"When dawn spreads its paintbrush on the plain, spilling purple... ," Sons of the Pioneers theme for TV show "Wagon Train." Dawn on the mythic Santa Fe Trail, New Mexico, looking toward Raton from Cimarron. -- Clarkphoto. A curmudgeon artist's musings melding metaphors and journalism, for readers in more than 150 countries.

Monday, October 25, 2010

Bacon rinds and creeks...

Thanks to a blogger Richard, for commenting on my imaginative ideas about Bacon Rind Creek. Turns out I was just an ignorant white man.

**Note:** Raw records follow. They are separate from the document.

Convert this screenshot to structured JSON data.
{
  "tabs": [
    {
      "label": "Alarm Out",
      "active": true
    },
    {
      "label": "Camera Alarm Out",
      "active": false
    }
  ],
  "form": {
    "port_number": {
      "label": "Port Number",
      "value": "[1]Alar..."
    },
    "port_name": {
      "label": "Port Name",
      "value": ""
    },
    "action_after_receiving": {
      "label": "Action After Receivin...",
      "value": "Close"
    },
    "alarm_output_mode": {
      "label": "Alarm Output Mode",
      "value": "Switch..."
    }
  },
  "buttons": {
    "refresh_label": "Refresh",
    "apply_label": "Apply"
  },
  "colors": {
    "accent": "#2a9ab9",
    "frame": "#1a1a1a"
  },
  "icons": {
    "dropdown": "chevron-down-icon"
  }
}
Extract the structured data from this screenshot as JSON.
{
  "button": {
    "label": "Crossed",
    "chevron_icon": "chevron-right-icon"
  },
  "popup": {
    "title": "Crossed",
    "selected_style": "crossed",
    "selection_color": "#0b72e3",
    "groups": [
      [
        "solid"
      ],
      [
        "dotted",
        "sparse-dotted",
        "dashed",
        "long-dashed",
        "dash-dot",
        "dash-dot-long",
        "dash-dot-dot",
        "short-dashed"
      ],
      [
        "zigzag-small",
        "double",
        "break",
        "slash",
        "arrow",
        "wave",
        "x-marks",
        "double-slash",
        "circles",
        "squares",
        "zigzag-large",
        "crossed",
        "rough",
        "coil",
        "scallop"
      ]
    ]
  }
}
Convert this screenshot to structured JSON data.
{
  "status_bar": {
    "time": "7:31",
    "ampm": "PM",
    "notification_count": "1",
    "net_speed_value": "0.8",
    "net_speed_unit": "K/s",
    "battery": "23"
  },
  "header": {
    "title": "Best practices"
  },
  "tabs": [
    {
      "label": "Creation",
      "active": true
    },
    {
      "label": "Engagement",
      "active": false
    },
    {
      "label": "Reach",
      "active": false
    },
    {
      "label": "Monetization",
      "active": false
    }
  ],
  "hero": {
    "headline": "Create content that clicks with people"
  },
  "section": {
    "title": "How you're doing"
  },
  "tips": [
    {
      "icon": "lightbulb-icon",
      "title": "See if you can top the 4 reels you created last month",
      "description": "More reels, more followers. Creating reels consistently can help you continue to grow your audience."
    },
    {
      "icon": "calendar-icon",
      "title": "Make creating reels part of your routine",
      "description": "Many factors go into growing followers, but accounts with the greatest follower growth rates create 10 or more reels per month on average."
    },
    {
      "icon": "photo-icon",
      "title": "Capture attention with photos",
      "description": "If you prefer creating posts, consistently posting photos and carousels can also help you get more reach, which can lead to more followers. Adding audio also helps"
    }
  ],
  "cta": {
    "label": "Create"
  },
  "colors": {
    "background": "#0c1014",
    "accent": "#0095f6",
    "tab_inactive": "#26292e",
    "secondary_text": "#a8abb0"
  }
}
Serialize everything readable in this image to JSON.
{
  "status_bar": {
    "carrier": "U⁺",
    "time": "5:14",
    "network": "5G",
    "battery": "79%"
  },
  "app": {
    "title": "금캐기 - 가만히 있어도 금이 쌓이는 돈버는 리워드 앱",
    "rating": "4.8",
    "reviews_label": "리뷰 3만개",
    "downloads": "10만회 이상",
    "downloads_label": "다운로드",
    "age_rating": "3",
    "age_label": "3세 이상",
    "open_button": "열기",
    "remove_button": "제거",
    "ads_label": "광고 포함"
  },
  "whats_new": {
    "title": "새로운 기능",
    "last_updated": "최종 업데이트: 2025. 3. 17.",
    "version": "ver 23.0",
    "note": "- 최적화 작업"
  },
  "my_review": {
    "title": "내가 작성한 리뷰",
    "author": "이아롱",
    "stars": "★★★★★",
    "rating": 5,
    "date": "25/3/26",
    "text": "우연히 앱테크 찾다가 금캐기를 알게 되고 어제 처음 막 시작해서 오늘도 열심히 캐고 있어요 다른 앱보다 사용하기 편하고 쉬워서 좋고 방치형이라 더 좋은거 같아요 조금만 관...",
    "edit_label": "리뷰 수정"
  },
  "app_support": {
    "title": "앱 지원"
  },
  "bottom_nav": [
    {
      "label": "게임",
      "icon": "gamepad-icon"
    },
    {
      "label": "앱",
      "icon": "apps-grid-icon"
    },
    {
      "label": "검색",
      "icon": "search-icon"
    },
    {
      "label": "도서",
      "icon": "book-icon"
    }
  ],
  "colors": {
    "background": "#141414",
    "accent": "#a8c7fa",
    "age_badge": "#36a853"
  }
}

Baconrind was a chief of the Osage during early 20th century when the tribe members got rich off oil, according to "Oklahoma, The Land and Its People," 1997 OU Press. His friend "Col." Ellsworth E. Walters was the auctioneer of the lands and did his best to get the Osage the best deals.

He built a life-size statue-monument to the Chief in Walters' home at Skedee, expecting it to be a big tourist draw. The town is no more, just across the Arkansas from the Osage, in Pawnee County, six miles north of Pawnee. Skedee is a misspelling of Skidi, or Pawnee for Wolf, a tribe of the Pawnee Confederacy.

Isn't the Internet wonderful?

By the way, there is another Bacon Rind Creek, which feeds into the Gallatin River in Montana, in Yellowstone National park. Maybe my imaginative source of name fits there.